As with any position, there were good and bad days but Rex recalls very few when he didn’t enjoy being an Idaho State trooper. His fondest memory involved a couple with a “passel” of children, one of whom was inadvertently left at a gas station in McCammon during the melee to move on. Rex reunited the child with his grateful family soon thereafter. The worst times were the fatal accidents when he had the wrenching duty to deliver death notifications. “Much of an officer’s work is negative and it taxes you,” he lamented. “But I would come home and unwind then be ready for the next day.” Gathering facts at accident scenes was one of his tasks and that exercise sometimes led to citations even though he hated writing tickets. The citations could lead to disputes in court on occasion too. Rex recalls testifying in a case where the opposing attorney grilled him relentlessly, to the point his patience evaporated and his answers became, “I don’t remember.” “Sometimes,” Rex said with a raised brow, “You can get to the point where you don’t like people.”

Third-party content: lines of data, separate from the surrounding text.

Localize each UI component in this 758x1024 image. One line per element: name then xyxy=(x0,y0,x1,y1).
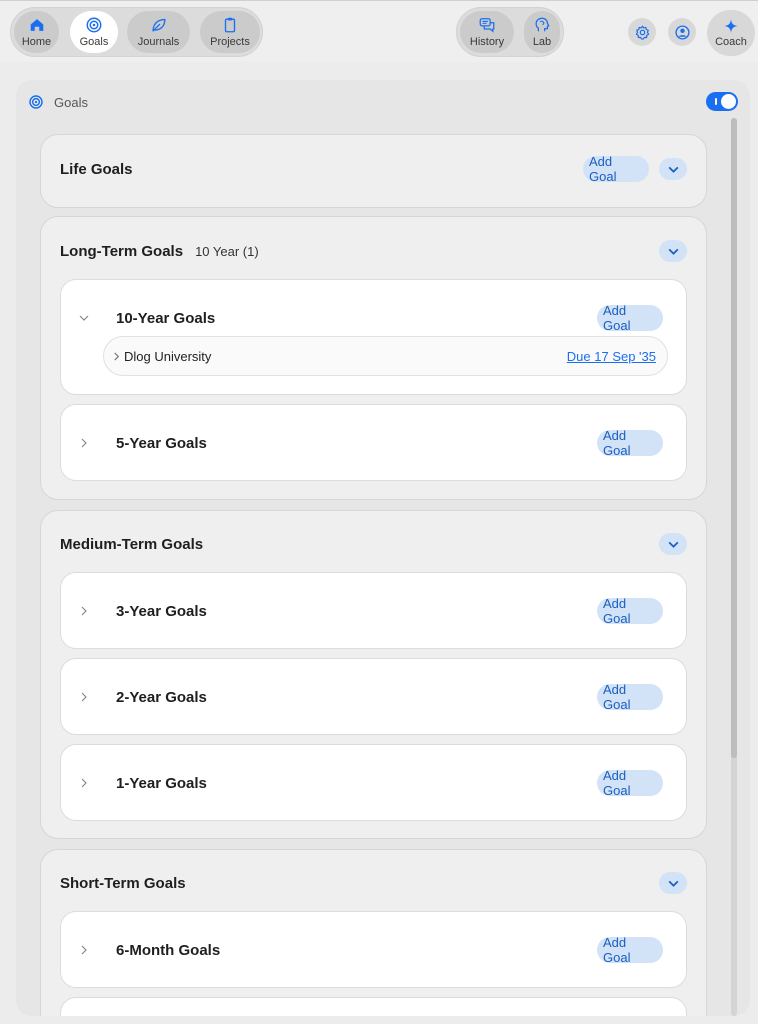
nav-history-label: History xyxy=(469,36,505,48)
top-navigation-bar: Home Goals Journals Projects History Lab… xyxy=(0,0,758,62)
nav-home-button[interactable]: Home xyxy=(14,11,59,53)
add-goal-button[interactable]: Add Goal xyxy=(583,154,649,184)
target-icon xyxy=(86,17,102,33)
sparkle-icon xyxy=(724,19,738,33)
collapse-section-button[interactable] xyxy=(659,872,687,894)
add-goal-button[interactable]: Add Goal xyxy=(597,768,663,798)
goal-card-6-month[interactable]: 6-Month Goals Add Goal xyxy=(60,911,687,988)
card-title: 5-Year Goals xyxy=(116,435,207,452)
section-title: Short-Term Goals xyxy=(60,875,186,892)
nav-history-button[interactable]: History xyxy=(460,11,514,53)
nav-journals-button[interactable]: Journals xyxy=(127,11,190,53)
panel-title: Goals xyxy=(54,94,88,110)
chevron-right-icon[interactable] xyxy=(79,778,89,788)
section-medium-term-goals: Medium-Term Goals 3-Year Goals Add Goal … xyxy=(40,510,707,839)
coach-label: Coach xyxy=(715,36,747,48)
head-icon xyxy=(535,17,550,32)
coach-button[interactable]: Coach xyxy=(707,10,755,56)
goal-item[interactable]: Dlog University Due 17 Sep '35 xyxy=(103,336,668,376)
settings-button[interactable] xyxy=(628,18,656,46)
chevron-down-icon[interactable] xyxy=(79,313,89,323)
add-goal-button[interactable]: Add Goal xyxy=(597,682,663,712)
goal-card-5-year[interactable]: 5-Year Goals Add Goal xyxy=(60,404,687,481)
section-title: Life Goals xyxy=(60,161,133,178)
card-title: 6-Month Goals xyxy=(116,942,221,959)
panel-toggle[interactable] xyxy=(706,92,738,111)
toggle-knob xyxy=(721,94,736,109)
card-title: 10-Year Goals xyxy=(116,310,216,327)
secondary-nav-group: History Lab xyxy=(456,7,564,57)
profile-button[interactable] xyxy=(668,18,696,46)
nav-goals-button[interactable]: Goals xyxy=(70,11,118,53)
chevron-right-icon[interactable] xyxy=(112,352,121,361)
gear-icon xyxy=(635,25,649,40)
chevron-right-icon[interactable] xyxy=(79,692,89,702)
card-title: 3-Year Goals xyxy=(116,603,207,620)
chevron-down-icon xyxy=(668,880,678,887)
target-icon xyxy=(29,95,43,109)
section-life-goals: Life Goals Add Goal xyxy=(40,134,707,208)
collapse-section-button[interactable] xyxy=(659,158,687,180)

After leaving the ISP, Rex kicks back with a smile to recount finally landing the job for which he had always searched – the one where he only had to put in two days a week. Georgetown City needed help slowing traffic because they clocked a semi barreling through at 83 mph and a car jetted by at 96 mph. He said just being present in the community helped to curtail the speedsters.

During his years in the valley, he has raised cows and alfalfa, served two terms on the School Board, been a member of the County Planning and Zoning Commission, and was a director of the Peg Leg Irrigation Company for quite a few years. He was also a member of the Bear Lake Rangers. He and Nancy thoroughly enjoyed the Rangers even though Rex worried his working hours kept him from spending as much time on their service projects as he would have liked. The farm is now sold to their two boys who live nearby. “They let me supervise and sometimes swath and bale since they have full-time jobs.

There’s too much to do it all on weekends. I fill in when I can.”

It is that cooperative spirit that Rex carried with him into his civic duties as well. As a member of the County’s Planning and Zoning Commission, his procedure was to listen to the applicant’s and public’s comments, discuss the issue with fellow commission members and express an opinion, voting with his conscience. Afterward, he stressed that it was important that everyone, regardless of a prior opinion or vote, come together to support the decision made by the majority. As to his stint as a director for the Peg Leg Irrigation Company, his perspective is that, “There are two things farmers fight over: fences and water. In the winter, we get along fine. In the summer, it’s a little more colorful.”

Nancy and Rex raised their six children in their Dingle home and their gatherings are now supplemented with as many as 21 grandchildren and 13 great grandchildren, with another due in September. “A prolific little group, aren’t we,” he grinned. Nancy enjoyed 25 years in Bear Lake County’s court offices or driving a bus while working at Tri-State Bank. She will continue as Rex’s ardent support at the Fair Parade even though she is not any more comfortable with the limelight than Rex. But duty calls and they will put on their hats and climb in the car. Just as Rex has always done.